Das Ganze war nicht nur so ein Gefühl: Das Team ließ einen bemitleidenswerten Mitarbeiter auf 8000 bis 9000 Bildern Teilstücke von Nervensträngen zählen. Dieser Zähler war „geblindet“, erklärt Stettner: Er wusste nicht, was genau er da zählt — damit er nicht, sollte er möglicherweise eher Biertrinker sein, die Ergebnisse unbewusst beeinflussen kann.

Wein ist also wirklich gut für die Nerven. So scheint es zumindest. Was die Forscher allerdings noch nicht beantworten können, ist, welche Substanz es genau ist, die so guttut. In einem Versuch wurde Reserveratrol — eines der vielgerühmten Polyphenole im Rotwein — separat auf die Nerven in der Versuchsschale gegeben. Der Effekt auf die Isolierschicht der Nerven war ganz nett — aber eben lange nicht so gut wie beim Wein an sich.

Er bleibt also zumindest vorerst eine rätselhafte Wunderwaffe. „Unsere Arbeit ist der erste Schritt“, erklärt Stettner. Ziel ist es, die richtige aus den hunderten Substanzen im Wein irgendwann herauszufinden, sie zu testen und einmal als Medikament zuzulassen. „Aber so etwas dauert 20 Jahre.“

Immerhin ist es eine Hoffnung für viele Menschen. „Erkrankungen des peripheren Nervensystems sind sehr häufig“, sagt Stettner. Oft betroffen seien Diabetespatienten, die durch kaputte Nerven Hitzegefühle in den Gliedern oder auch Lähmungserscheinungen hätten.
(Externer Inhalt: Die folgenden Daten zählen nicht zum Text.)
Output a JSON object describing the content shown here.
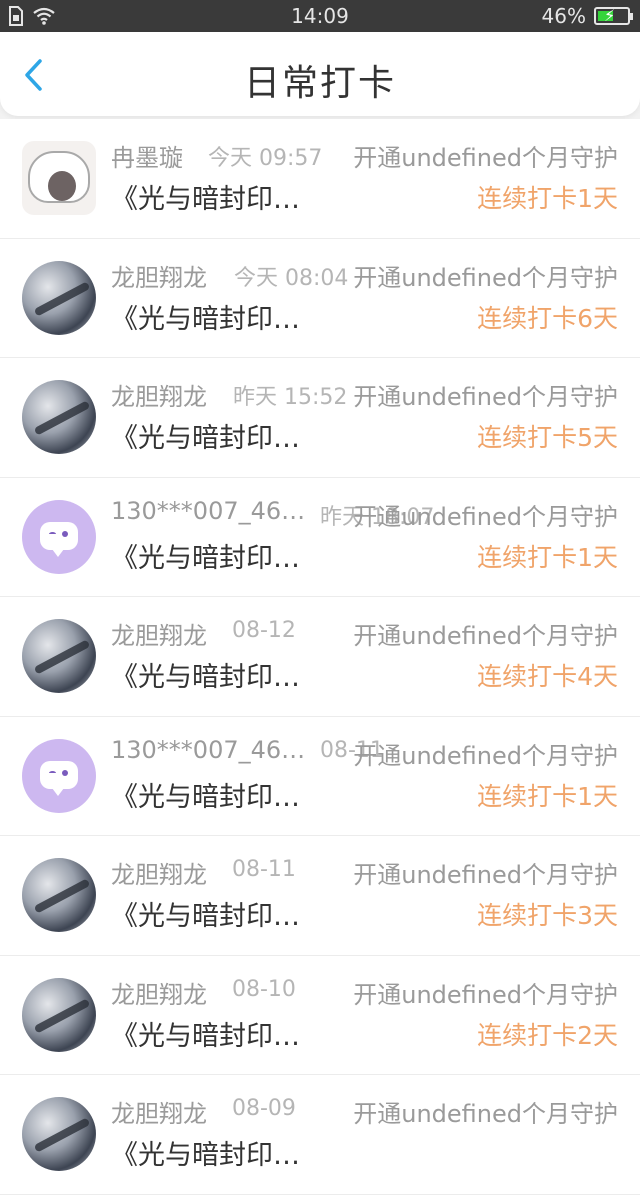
{
  "status_bar": {
    "time": "14:09",
    "battery": "46%",
    "battery_level": 0.46,
    "icons": [
      "sim-icon",
      "wifi-icon",
      "battery-charging-icon"
    ]
  },
  "header": {
    "title": "日常打卡",
    "back_icon": "chevron-left-icon"
  },
  "rows": [
    {
      "avatar": "cat",
      "name": "冉墨璇",
      "time": "今天 09:57",
      "subscription": "开通undefined个月守护",
      "book": "《光与暗封印…",
      "streak": "连续打卡1天"
    },
    {
      "avatar": "dragon",
      "name": "龙胆翔龙",
      "time": "今天 08:04",
      "subscription": "开通undefined个月守护",
      "book": "《光与暗封印…",
      "streak": "连续打卡6天"
    },
    {
      "avatar": "dragon",
      "name": "龙胆翔龙",
      "time": "昨天 15:52",
      "subscription": "开通undefined个月守护",
      "book": "《光与暗封印…",
      "streak": "连续打卡5天"
    },
    {
      "avatar": "bubble",
      "name": "130***007_46…",
      "time": "昨天 18:07",
      "subscription": "开通undefined个月守护",
      "book": "《光与暗封印…",
      "streak": "连续打卡1天"
    },
    {
      "avatar": "dragon",
      "name": "龙胆翔龙",
      "time": "08-12",
      "subscription": "开通undefined个月守护",
      "book": "《光与暗封印…",
      "streak": "连续打卡4天"
    },
    {
      "avatar": "bubble",
      "name": "130***007_46…",
      "time": "08-11",
      "subscription": "开通undefined个月守护",
      "book": "《光与暗封印…",
      "streak": "连续打卡1天"
    },
    {
      "avatar": "dragon",
      "name": "龙胆翔龙",
      "time": "08-11",
      "subscription": "开通undefined个月守护",
      "book": "《光与暗封印…",
      "streak": "连续打卡3天"
    },
    {
      "avatar": "dragon",
      "name": "龙胆翔龙",
      "time": "08-10",
      "subscription": "开通undefined个月守护",
      "book": "《光与暗封印…",
      "streak": "连续打卡2天"
    },
    {
      "avatar": "dragon",
      "name": "龙胆翔龙",
      "time": "08-09",
      "subscription": "开通undefined个月守护",
      "book": "《光与暗封印…",
      "streak": ""
    }
  ]
}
Die Studie übrigens auf den Hausgebrauch anzuwenden — davor warnt der Neurologe ausdrücklich. Eine Empfehlung: „Sauf dich gesund!“ will er aus seinen Ergebnissen nicht gezogen wissen. Ein Menschenkörper ist eben doch keine Petrischale im Labor. Aber in Maßen, so glaubt Stettner, könnte Wein tatsächlich Gutes tun. Und wenn nicht fürs Nervensystem, dann doch ganz sicher fürs Nervenkostüm.